When reading Chesnutt’s The Conjure Woman, I became intrigued by the supernatural elements that that Chesnutt used, that are similar to gothic literature elements. I want to continue exploring and researching the gothic similarities that plantation fiction and slave narrative writers are utilizing, such as Chesnutt in his plantation fiction and or Frederick Douglass’ Narrative of the Life of Frederick Douglass . In Chesnutt’s The Conjure Woman, the reader can note the supernatural elements that the character Julius uses in order to tell the conjure tales that attract both John and Annie, but mostly Annie. In Douglass text, the reader can note that Douglass used his ability to write in order to write about the horror of being a slave in the South.
In addition to researching the Gothic similarities or elements that are being used in plantation fiction and in slave narratives, I want to focus on how the Gothic helps writers such as Frederick Douglass express his silence and the silence of other slaves that weren’t able to speak or write their experience, but have their experiences have been physically inscribed in their bodies. Furthermore, I noticed that certain characters, Including Douglass, are separated from their parents (potentially Gothic), such as Bayard and Ringo who both are like brothers. Bayard experience growing up and being raised by the slaves his father owns has altered his reality that can sometimes been seen in the text, which can also be said of Ringo’s experience as a slave.

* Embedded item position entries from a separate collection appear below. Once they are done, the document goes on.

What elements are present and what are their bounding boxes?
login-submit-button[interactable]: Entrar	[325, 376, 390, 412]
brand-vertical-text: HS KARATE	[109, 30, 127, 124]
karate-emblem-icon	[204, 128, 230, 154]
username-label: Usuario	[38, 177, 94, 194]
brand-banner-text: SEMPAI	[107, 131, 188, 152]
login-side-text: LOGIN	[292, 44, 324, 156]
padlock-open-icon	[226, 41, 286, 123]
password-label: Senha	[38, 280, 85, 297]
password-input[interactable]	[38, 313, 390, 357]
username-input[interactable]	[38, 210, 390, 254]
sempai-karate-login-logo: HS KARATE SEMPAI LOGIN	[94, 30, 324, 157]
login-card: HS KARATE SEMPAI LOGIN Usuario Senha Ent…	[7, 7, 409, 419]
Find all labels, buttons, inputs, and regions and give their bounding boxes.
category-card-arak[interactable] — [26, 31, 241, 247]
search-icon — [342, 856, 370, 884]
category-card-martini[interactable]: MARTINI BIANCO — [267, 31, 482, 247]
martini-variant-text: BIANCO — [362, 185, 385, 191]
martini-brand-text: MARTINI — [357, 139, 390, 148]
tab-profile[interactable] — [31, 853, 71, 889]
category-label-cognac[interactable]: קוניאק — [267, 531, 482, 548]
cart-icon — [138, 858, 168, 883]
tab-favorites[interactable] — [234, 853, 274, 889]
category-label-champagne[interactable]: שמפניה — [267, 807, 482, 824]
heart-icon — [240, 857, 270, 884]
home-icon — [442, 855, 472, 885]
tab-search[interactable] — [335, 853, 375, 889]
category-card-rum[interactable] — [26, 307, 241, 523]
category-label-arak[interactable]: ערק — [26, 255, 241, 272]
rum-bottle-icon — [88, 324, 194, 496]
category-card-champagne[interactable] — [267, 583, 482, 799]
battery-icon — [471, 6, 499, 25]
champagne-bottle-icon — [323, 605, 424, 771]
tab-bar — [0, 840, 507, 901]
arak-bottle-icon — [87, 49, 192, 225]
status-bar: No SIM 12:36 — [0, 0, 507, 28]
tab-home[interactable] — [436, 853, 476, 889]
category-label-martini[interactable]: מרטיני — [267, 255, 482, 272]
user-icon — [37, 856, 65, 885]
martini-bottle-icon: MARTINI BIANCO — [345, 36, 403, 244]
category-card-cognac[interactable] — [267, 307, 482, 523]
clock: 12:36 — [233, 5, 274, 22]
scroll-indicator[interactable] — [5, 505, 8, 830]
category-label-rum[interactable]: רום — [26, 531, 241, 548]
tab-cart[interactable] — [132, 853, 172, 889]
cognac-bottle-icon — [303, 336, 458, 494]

In a last note, since slaves are being physically inscribed by their slave masters or overseers, I would like to further explore Franz Kafka’s apparatus, which seems like a powerful machine that seems almost sublime (a Gothic element), since it causes pain, fear. The apparatus is in a way unnatural that causes unknownness to the condemn slaved.
Sources
Franz Kafka, “In the Penal Colony”
Frederick Douglass, Narrative of the Life of F. Douglass
Charles W. Chesnutt, The Conjure Woman
Potential Sources
Charles W. Chesnutt, “Superstitions and Folk-lore of the South” http://chesnuttarchive.org/Works/Essays/superstitions.html
Martin, Robert K., and Eric Savoy, editors. American Gothic: New Interventions in a National Narrative. University of Iowa Press, 1998. JSTOR, www.jstor.org/stable/j.ctt20q1zmk.
Mulvey-Roberts, Marie. Dangerous Bodies: Historicising the Gothic Corporeal. Manchester University Press, 2016. JSTOR, www.jstor.org/stable/j.ctt18pkdzg.